Uses vector distance (L2) to find semantically similar entities.

Parameters

  • store - The graph store implementation
  • embedding - Query embedding vector
  • opts - Options:
    • :limit - Maximum results (default: 10)
    • :type - Filter by entity type (optional)

Returns

  • {:ok, [node]} - List of similar entities ordered by distance
  • {:error, reason} - If search fails

Functions

create_community(store, community)

@spec create_community(
  struct(),
  map()
) :: {:ok, community()} | {:error, term()}

Convenience function to create a community using the store's implementation.

create_edge(store, edge)

@spec create_edge(
  struct(),
  map()
) :: {:ok, edge()} | {:error, term()}

Convenience function to create an edge using the store's implementation.

create_node(store, node)

@spec create_node(
  struct(),
  map()
) :: {:ok, graph_node()} | {:error, term()}

Convenience function to create a node using the store's implementation.

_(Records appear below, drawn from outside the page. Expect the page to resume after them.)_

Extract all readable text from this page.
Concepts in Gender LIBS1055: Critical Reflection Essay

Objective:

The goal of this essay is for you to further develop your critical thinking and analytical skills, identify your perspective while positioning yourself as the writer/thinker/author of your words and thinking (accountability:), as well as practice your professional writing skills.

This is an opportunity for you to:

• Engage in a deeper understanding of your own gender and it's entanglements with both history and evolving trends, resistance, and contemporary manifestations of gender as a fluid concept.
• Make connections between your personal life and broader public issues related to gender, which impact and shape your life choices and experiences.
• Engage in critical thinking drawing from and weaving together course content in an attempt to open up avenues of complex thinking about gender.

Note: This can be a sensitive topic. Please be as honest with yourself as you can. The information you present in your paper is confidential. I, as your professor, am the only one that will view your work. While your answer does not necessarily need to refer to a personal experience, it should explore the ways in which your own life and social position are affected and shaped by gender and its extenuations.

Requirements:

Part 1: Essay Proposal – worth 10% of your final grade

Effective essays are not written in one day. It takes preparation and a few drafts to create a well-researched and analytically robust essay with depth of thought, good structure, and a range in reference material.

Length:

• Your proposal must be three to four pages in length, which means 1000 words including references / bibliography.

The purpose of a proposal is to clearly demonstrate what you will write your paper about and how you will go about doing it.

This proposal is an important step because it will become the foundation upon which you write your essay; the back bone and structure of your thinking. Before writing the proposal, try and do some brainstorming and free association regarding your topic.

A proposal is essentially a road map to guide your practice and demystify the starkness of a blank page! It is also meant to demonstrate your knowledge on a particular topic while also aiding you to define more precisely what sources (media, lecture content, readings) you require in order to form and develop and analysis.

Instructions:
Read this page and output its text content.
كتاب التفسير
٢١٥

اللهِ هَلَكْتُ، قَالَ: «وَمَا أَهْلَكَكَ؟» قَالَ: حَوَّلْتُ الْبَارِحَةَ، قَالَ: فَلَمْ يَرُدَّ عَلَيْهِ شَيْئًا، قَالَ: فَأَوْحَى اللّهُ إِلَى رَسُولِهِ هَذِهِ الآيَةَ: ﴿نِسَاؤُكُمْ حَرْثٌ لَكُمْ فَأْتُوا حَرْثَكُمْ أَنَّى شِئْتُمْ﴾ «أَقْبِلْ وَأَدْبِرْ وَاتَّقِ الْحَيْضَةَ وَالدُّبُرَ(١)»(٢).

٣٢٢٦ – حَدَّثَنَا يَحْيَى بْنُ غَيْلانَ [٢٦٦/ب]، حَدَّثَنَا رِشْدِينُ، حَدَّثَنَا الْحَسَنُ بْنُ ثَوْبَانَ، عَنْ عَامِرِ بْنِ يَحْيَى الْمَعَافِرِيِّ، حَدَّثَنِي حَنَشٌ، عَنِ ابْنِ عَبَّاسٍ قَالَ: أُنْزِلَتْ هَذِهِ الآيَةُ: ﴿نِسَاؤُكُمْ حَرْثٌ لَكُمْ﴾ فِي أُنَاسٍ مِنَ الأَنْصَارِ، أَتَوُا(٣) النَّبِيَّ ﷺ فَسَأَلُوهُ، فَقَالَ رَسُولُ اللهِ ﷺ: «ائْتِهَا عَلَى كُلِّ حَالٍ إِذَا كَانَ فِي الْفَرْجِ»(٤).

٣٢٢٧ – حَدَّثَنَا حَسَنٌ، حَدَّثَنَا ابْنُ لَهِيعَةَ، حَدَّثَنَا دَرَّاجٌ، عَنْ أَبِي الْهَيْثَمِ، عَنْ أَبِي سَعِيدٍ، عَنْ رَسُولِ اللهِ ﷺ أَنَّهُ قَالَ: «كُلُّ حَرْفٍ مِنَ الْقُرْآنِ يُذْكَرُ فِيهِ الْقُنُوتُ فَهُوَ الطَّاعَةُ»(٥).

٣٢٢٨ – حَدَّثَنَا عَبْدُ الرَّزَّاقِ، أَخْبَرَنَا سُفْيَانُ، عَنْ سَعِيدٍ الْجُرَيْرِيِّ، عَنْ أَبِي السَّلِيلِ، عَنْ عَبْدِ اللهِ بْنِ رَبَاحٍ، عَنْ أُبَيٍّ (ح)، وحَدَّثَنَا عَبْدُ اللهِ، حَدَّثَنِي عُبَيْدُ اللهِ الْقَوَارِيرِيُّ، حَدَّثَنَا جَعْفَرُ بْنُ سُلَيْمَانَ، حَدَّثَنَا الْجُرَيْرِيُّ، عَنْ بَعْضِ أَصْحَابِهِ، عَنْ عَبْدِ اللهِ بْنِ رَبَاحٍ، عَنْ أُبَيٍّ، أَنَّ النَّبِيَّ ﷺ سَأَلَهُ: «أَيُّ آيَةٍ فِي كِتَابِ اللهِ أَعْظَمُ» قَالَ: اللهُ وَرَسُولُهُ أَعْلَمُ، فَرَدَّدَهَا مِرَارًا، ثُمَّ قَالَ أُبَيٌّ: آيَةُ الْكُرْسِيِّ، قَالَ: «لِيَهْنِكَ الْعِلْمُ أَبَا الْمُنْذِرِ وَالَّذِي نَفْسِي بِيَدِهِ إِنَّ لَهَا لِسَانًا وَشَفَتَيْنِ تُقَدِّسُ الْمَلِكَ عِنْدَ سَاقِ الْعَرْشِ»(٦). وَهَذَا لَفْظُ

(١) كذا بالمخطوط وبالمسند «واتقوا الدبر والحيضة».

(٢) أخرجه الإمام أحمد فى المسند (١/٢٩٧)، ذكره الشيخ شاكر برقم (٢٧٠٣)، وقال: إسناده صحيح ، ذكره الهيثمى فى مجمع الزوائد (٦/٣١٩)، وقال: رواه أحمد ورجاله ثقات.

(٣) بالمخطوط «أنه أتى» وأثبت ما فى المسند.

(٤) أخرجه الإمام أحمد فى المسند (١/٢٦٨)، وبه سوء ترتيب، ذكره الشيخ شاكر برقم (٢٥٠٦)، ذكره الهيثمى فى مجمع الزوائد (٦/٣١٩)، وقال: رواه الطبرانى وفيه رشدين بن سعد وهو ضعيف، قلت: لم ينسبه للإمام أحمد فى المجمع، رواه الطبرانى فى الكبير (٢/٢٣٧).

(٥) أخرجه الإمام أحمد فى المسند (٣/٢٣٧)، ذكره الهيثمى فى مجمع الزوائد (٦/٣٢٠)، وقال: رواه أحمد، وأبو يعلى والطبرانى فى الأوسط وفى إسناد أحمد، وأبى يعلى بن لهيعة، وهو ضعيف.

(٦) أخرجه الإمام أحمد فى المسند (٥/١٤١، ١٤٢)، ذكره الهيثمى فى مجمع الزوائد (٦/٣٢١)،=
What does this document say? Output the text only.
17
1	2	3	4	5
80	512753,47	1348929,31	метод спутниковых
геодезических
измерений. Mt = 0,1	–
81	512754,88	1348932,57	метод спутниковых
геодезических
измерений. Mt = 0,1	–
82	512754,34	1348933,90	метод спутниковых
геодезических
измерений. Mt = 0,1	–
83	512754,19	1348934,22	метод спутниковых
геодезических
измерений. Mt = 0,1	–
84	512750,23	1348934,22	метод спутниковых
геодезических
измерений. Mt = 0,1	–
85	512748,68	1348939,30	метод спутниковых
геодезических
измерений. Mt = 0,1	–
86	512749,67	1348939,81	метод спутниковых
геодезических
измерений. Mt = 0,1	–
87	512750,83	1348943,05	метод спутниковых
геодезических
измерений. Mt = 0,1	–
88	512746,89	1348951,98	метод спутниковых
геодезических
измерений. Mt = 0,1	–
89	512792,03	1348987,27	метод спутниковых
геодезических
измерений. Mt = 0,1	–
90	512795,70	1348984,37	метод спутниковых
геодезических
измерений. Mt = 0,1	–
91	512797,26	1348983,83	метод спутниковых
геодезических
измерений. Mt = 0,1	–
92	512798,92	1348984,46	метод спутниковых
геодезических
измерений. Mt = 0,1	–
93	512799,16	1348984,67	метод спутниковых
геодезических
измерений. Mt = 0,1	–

find_neighbors(store, node_id, opts \\ [])

@spec find_neighbors(struct(), any(), keyword()) ::
  {:ok, [graph_node()]} | {:error, term()}

Convenience function to find neighbors using the store's implementation.

get_community_members(store, community_id)

@spec get_community_members(
  struct(),
  any()
) :: {:ok, [graph_node()]} | {:error, term()}

Convenience function to get community members using the store's implementation.

get_node(store, id)

@spec get_node(
  struct(),
  any()
) :: {:ok, graph_node()} | {:error, :not_found}

Convenience function to get a node using the store's implementation.

traverse(store, start_id, opts \\ [])

@spec traverse(struct(), any(), keyword()) :: {:ok, [graph_node()]} | {:error, term()}

Convenience function to traverse the graph using the store's implementation.

update_community_summary(store, community_id, summary)

@spec update_community_summary(struct(), any(), String.t()) ::
  {:ok, community()} | {:error, term()}

Convenience function to update community summary using the store's implementation.

vector_search(store, embedding, opts \\ [])

@spec vector_search(struct(), [float()], keyword()) ::
  {:ok, [graph_node()]} | {:error, term()}

Convenience function to perform vector search using the store's implementation.